Boys Basketball Triumphs to a Trophy
Boys basketball team with the trophy

A Chronicle of the 2026 NEPSAC Champions

by Mason von Jess '19

As the first signs of spring began to show across New England the weekend of March 7-8, Boys Varsity Basketball Head Coach Joe Busacca and his team had their focus firmly on completing their goal set during the teeth of winter: bringing a championship back to the Hotchkiss community. And on Sunday, March 8, they did just that. #5 Hotchkiss beat #2 Phillips Andover 66-54 to secure the NEPSAC Class A Boys Basketball Championship, adding to their season résumé after already winning a Founders League title.

Although neither Coach Busacca nor any of his players had ever competed in a NEPSAC Championship game, elements of familiarity existed for the group to lean on in the minutes leading up to the game. Their playoff journey would end on the court of Worcester Academy, where it started four days earlier in a quarterfinal contest that pitted #4 Milton Academy as the neutral site host against the Bearcats.

While their classmates and teachers cheered on from a viewing party in the new Dining Commons back in Lakeville, the team established a halftime lead that lasted into a 57-54 victory over the Mustangs.

No such stream was necessary on Saturday as Hotchkiss played host to #8 Phillips Exeter. Feeding off the energy vibrating through the MAC, the team gave their supporters lots of reason to cheer. Hotchkiss never trailed during the semifinal matchup, trouncing the Lions 69-52.

This victory earned the team one more game, one more chance to compete, and one more opportunity to collectively manifest the calling card of their coach: Be Better Than Yesterday (BBTY). A familiar message, transformed into unprecedented results—the program’s second ever NEPSAC title—and emblematic of this group’s journey to reach them.

BBTY does not mean reckless advancement—it relies upon the building and mastering of a foundation that one can trust and expand from. When asked what Coach Busacca was most proud of during this playoff run, he said, “Resilience. This group had the mental grit to lock in when we needed it most.” And it would be easy to understand why if one had followed the team from the start of the season. They ran a 5 on 0 and press breakdown drill every day to fall in love with the details.

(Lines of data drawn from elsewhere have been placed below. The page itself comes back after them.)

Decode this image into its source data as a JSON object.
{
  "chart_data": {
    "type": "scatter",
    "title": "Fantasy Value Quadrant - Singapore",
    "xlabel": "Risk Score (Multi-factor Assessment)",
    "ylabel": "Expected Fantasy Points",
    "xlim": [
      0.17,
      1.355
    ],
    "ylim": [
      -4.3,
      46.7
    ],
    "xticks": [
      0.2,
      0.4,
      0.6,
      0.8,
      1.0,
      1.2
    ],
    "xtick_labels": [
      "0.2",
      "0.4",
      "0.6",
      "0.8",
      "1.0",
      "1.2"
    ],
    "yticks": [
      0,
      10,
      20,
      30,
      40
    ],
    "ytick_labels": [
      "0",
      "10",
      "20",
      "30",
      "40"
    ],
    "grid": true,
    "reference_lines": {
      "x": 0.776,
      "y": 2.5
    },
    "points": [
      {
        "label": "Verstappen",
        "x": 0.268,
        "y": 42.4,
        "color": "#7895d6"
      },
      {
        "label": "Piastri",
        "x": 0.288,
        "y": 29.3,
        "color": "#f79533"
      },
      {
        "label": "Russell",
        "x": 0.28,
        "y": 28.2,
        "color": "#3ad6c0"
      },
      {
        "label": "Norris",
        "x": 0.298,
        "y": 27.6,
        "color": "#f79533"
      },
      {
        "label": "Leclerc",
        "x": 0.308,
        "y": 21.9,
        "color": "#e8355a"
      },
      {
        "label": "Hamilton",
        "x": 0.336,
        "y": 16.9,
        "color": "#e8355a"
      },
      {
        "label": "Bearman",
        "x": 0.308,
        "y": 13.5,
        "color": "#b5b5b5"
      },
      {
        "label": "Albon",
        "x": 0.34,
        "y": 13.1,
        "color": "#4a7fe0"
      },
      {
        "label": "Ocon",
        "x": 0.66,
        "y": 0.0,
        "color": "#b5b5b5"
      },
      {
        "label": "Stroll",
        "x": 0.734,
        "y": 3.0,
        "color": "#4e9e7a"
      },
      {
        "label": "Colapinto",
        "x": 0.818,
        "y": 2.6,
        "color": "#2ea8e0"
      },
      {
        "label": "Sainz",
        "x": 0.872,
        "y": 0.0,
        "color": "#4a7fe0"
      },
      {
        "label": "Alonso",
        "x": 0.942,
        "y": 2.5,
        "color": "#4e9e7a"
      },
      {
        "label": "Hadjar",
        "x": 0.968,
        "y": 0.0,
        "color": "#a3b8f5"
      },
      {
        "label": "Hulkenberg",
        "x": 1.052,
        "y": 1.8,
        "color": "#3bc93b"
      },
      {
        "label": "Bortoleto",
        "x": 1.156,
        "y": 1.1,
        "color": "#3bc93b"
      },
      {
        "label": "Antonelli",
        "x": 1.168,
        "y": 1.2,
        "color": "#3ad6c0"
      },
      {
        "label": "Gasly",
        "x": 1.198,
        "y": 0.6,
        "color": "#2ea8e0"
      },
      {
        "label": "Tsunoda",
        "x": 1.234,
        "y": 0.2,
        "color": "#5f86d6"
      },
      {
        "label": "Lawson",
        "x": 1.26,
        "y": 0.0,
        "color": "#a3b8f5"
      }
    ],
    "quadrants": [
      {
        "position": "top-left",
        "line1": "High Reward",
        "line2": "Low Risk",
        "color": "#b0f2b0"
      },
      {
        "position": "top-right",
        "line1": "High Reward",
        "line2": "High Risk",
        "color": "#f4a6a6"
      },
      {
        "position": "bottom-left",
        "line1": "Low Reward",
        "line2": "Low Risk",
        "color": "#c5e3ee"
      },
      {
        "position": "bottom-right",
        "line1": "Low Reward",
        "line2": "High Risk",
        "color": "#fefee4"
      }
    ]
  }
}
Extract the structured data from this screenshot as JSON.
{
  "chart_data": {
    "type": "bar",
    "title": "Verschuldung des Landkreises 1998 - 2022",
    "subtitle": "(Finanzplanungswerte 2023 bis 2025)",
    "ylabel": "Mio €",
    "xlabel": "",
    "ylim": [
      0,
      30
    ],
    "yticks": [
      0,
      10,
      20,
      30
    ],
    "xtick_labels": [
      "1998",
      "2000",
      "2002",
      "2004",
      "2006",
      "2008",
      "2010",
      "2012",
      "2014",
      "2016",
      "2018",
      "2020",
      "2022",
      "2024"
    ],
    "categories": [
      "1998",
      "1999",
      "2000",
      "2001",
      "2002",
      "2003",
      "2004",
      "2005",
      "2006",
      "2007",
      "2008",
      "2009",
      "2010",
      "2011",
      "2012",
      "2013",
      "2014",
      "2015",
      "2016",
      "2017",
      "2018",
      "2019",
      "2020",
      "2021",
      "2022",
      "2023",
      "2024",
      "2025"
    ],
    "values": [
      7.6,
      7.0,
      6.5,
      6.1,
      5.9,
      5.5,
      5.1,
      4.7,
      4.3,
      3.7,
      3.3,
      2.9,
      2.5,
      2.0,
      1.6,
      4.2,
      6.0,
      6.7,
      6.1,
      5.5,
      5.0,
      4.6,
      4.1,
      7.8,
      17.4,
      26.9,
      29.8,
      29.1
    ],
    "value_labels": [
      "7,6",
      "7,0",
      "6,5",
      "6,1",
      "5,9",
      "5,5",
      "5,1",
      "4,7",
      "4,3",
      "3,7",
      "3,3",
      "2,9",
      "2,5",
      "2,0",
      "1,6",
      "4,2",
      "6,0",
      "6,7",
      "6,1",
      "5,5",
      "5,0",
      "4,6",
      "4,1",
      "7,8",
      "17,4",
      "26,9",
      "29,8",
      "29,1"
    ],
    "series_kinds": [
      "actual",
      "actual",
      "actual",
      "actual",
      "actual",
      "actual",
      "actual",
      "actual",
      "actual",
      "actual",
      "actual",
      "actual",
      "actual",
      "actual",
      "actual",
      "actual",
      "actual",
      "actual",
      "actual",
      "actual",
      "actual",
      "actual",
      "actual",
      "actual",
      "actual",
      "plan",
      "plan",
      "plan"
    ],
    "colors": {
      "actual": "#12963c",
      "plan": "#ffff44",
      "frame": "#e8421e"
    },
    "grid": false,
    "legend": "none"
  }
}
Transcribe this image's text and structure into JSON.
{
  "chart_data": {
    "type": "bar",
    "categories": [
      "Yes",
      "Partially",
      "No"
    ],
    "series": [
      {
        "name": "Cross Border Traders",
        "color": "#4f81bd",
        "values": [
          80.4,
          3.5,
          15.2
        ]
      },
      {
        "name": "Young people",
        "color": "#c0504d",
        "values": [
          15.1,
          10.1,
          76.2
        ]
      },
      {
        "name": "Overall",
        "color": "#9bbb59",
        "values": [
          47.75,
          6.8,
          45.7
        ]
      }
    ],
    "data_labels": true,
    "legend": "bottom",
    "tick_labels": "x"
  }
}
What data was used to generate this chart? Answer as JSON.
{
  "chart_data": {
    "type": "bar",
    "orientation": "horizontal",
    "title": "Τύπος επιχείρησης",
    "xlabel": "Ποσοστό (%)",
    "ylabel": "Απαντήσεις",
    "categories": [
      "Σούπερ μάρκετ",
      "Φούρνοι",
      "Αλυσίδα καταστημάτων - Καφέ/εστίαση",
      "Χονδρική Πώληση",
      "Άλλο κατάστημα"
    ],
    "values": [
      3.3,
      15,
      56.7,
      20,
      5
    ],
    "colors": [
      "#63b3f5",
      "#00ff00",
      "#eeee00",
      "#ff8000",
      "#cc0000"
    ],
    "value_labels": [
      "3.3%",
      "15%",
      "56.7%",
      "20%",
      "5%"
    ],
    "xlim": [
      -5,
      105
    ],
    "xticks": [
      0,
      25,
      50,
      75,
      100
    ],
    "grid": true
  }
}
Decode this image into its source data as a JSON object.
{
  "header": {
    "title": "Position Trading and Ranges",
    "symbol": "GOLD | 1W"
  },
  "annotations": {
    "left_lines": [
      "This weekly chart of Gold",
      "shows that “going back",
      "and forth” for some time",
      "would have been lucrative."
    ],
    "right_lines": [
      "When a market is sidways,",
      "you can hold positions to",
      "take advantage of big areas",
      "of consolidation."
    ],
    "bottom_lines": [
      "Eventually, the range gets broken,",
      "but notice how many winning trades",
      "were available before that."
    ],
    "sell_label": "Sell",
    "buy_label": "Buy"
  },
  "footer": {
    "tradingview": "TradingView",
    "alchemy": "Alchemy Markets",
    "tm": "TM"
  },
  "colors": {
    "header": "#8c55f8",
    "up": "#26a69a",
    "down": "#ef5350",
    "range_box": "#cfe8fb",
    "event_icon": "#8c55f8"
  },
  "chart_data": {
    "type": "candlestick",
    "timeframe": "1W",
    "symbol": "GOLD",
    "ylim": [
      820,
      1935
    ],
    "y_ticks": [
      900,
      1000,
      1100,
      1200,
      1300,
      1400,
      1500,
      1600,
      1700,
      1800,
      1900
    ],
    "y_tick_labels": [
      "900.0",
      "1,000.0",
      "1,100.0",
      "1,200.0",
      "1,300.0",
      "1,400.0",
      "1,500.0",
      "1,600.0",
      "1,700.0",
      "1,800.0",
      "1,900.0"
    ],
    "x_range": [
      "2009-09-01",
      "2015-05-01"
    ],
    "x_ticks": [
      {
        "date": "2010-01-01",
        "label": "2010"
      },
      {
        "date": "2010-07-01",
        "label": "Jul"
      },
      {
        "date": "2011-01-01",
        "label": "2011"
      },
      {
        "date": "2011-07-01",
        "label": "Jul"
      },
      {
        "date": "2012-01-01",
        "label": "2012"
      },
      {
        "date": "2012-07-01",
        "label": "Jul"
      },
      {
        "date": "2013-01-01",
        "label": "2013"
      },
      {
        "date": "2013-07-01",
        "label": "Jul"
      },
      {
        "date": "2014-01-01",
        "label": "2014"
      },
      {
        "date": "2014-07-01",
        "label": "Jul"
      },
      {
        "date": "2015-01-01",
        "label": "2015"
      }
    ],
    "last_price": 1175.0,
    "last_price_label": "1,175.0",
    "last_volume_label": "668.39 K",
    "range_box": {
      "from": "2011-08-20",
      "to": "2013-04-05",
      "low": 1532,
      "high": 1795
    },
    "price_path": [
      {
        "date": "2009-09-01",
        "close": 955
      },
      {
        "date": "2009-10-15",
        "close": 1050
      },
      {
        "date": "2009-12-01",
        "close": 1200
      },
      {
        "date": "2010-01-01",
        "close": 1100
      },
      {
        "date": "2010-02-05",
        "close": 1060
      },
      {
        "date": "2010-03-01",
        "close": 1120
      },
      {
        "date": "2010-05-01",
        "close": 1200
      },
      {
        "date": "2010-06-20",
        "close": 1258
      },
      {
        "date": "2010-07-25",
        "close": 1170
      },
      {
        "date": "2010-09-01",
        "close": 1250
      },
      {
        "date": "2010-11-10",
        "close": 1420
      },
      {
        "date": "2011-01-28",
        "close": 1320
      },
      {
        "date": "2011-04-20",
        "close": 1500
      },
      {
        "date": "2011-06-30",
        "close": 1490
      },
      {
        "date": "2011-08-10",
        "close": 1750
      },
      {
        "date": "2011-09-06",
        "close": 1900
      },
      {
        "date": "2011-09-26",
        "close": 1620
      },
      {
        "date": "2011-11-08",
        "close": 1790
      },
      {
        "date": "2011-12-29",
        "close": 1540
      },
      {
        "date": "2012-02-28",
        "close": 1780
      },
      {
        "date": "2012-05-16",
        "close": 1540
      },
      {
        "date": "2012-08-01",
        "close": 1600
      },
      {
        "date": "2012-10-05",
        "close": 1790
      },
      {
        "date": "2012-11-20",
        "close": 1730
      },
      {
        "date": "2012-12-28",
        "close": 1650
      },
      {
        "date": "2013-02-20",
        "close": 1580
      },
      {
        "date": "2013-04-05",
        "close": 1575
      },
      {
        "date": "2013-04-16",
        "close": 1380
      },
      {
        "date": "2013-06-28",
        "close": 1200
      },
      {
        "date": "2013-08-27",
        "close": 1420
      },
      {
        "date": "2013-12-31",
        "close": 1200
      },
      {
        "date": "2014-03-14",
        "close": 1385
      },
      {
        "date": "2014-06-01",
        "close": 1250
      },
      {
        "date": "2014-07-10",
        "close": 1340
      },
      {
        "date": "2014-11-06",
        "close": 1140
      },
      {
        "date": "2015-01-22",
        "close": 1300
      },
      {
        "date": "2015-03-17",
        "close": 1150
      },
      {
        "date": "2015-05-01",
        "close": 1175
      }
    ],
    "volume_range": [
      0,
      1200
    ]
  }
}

“Usually, it can be hard to invest high school players in these types of drills, but this group wanted to be better,” Busacca said. “That’s what is so special about this group of guys. They had the individual discipline to see the long-term goal and what needed to happen every day to get there.”

However, nothing in sports is guaranteed—factors such as luck and timing and subjectivity exist—and each championship group takes their own path to conquer what is within their control. One might not be able to tell from their performances in March but this group was stumbling before the calendar changed to 2026. The team was 4-3 and lacked the identity Coach Busacca needed to see for this group to ascend. “I thought we needed to get tougher. We needed to distance ourselves from who we thought we were and fall in love with who we needed to be, which was a defensive, tough-minded group that can win in multiple ways.”

That shift certainly seemed to occur once the team returned from Winter Break, contributing to a 19-1 record in 2026 that included a 9-0 run to close out the regular season and help capture the Founders League title, the first under Busacca.

When asked what these accomplishments mean to Busacca, he said, “It means a lot to the community more than anything for me. There have been so many community members that played a pivotal role in us being successful.”

Another message embodied by this team: the essence of community and group contribution. “This was the first year that I didn’t start the season with choosing captains. The seniors on the team this year were all such good leaders in their own ways that it almost felt like choosing a captain would be a detriment to the team. Every practice and every game they set the bar and supported the younger guys along the way.”

And that is not to undermine the significance of the performances from the tournament MVP, Jordan Ghee ’26, All-Founders League players (Jordan, 1st Team; Preston Merrick ’26, 1st Team; Alonzo Archbold ’27, 2nd Team), or any other player, but rather draw on the intention and collaboration that helped yield these individual recognitions along with the team’s championship.

This team built and mastered the foundation leading to trust, harmony, and grit as a group. And it allowed them to elevate their play when it mattered. “For Hotchkiss basketball, it's a stepping stone,” Busacca said. “We have won two NEPSAC titles in five years and are looking forward to continuing that success.”